RECIT – Voilà trois jours que nous avons quitté la toundra vallonnée du Jameson Land pour rejoindre les décors grandioses du fjord Skillebugt, dans la péninsule du Renland. Sous nos pieds, les moraines et ses roches usées, la glace brunie qui craque, et ses crevasses, vertigineuses. Le soleil, lui, s’amuse à disparaître derrière les pointes acérées des montagnes, et se joue de nos frissons ; nous prions alors pour qu’il revienne. D’un côté et de l’autre de notre campement, deux immenses glaciers qui drainent la majeure partie de la calotte du Renland.

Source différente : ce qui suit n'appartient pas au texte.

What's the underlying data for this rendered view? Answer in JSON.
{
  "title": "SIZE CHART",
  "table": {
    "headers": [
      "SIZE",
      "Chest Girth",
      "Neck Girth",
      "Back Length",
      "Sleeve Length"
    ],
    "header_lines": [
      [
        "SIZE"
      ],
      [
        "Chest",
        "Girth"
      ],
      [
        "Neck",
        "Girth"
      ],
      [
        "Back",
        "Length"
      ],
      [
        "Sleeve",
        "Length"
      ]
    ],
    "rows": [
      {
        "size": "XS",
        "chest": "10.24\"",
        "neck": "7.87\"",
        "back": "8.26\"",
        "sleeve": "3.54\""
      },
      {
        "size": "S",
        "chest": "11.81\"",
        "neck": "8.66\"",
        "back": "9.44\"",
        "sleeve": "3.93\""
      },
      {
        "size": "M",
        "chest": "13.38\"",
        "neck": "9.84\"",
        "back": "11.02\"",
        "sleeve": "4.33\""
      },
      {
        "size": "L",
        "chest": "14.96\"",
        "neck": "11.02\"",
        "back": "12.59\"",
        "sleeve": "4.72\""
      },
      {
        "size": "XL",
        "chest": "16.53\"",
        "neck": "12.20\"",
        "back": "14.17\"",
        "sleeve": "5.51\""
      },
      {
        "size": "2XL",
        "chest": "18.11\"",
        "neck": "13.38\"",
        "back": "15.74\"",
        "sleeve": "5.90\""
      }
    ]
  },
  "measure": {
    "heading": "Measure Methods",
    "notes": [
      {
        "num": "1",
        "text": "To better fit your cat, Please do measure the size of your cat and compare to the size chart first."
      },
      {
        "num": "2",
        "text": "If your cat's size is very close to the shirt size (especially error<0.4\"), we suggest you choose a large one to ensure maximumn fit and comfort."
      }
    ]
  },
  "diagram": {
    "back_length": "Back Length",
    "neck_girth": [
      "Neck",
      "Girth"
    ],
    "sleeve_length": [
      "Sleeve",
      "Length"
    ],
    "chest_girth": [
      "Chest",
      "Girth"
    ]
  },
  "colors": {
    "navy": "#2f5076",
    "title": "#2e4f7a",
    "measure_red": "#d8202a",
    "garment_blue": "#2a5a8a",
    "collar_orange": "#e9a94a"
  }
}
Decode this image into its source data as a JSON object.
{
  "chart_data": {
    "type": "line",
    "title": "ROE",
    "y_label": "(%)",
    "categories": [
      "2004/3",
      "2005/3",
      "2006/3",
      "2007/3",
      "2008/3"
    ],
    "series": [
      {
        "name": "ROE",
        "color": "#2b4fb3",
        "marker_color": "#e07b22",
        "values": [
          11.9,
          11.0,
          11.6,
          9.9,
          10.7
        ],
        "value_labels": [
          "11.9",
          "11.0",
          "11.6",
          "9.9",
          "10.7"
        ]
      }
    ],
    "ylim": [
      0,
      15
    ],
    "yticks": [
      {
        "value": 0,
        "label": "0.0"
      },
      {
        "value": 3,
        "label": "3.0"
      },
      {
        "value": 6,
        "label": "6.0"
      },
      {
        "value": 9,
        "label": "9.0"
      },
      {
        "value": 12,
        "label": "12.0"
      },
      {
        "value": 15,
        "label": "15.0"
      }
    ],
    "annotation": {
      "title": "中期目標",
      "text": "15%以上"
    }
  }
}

Le glacier Apusinikajik, dont nous avons déjà exploré les entrailles – un de ses moulins – et le glacier Edward Bailey, encore inconnu. Nous voilà à la confluence de ces deux glaciers : c’est sous nos pieds qu’ils se rencontrent.
Et quelle rencontre ! Après plus de cinq heures de portage, soudain, ce plaisir inattendu de fouler un sol nouveau, qui apaise nos pieds meurtris. Nous marchons sur du sable, cette érosion des montagnes que le glacier Edward Bailey est venu déposer à son aval, et qui s’est accumulée pendant des millénaires, bloquée, comme contrariée par le rival Apusinikajik.
Nos espoirs d’un sol confortable prennent vite fin : sa surface semble gelée. Plus encore, le sable rend de l’eau et dans les pentes raides des vallons, la glace affleure. Sous le sable donc, de la glace. Comme lui, la voilà bloquée en aval par Apusinikajik et poussée en amont par Edward Bailey. Il s’agirait peut-être d’un ancien glacier datant de la dernière glaciation, isolé de tout le reste par ces deux géants et qu’une couche de sable empêche de fondre. Un glacier fossilisé, car ancien, et mort, car immobile.
Etrange, quand on sait que la plupart des glaciers sont poussés par leur propre poids vers l’aval ou qu’ils fondent, et que la glace fossilisée, elle, se trouve généralement au fond des calottes polaires en altitude, et en profondeur sous la surface. Or ici, nous sommes proches du niveau de la mer, et cette glace affleure à la surface.
C’est ce mystère que les géophysiciens Eric Larose et Agnès Helmstetter vont tenter de percer aujourd’hui. Les deux scientifiques vont utiliser un géoradar lors d’une traversée de la vallée, pour sonder le sous-sol, sa composition, évaluer l’épaisseur de la glace et dessiner la géométrie de ce glacier potentiel, au destin peu commun.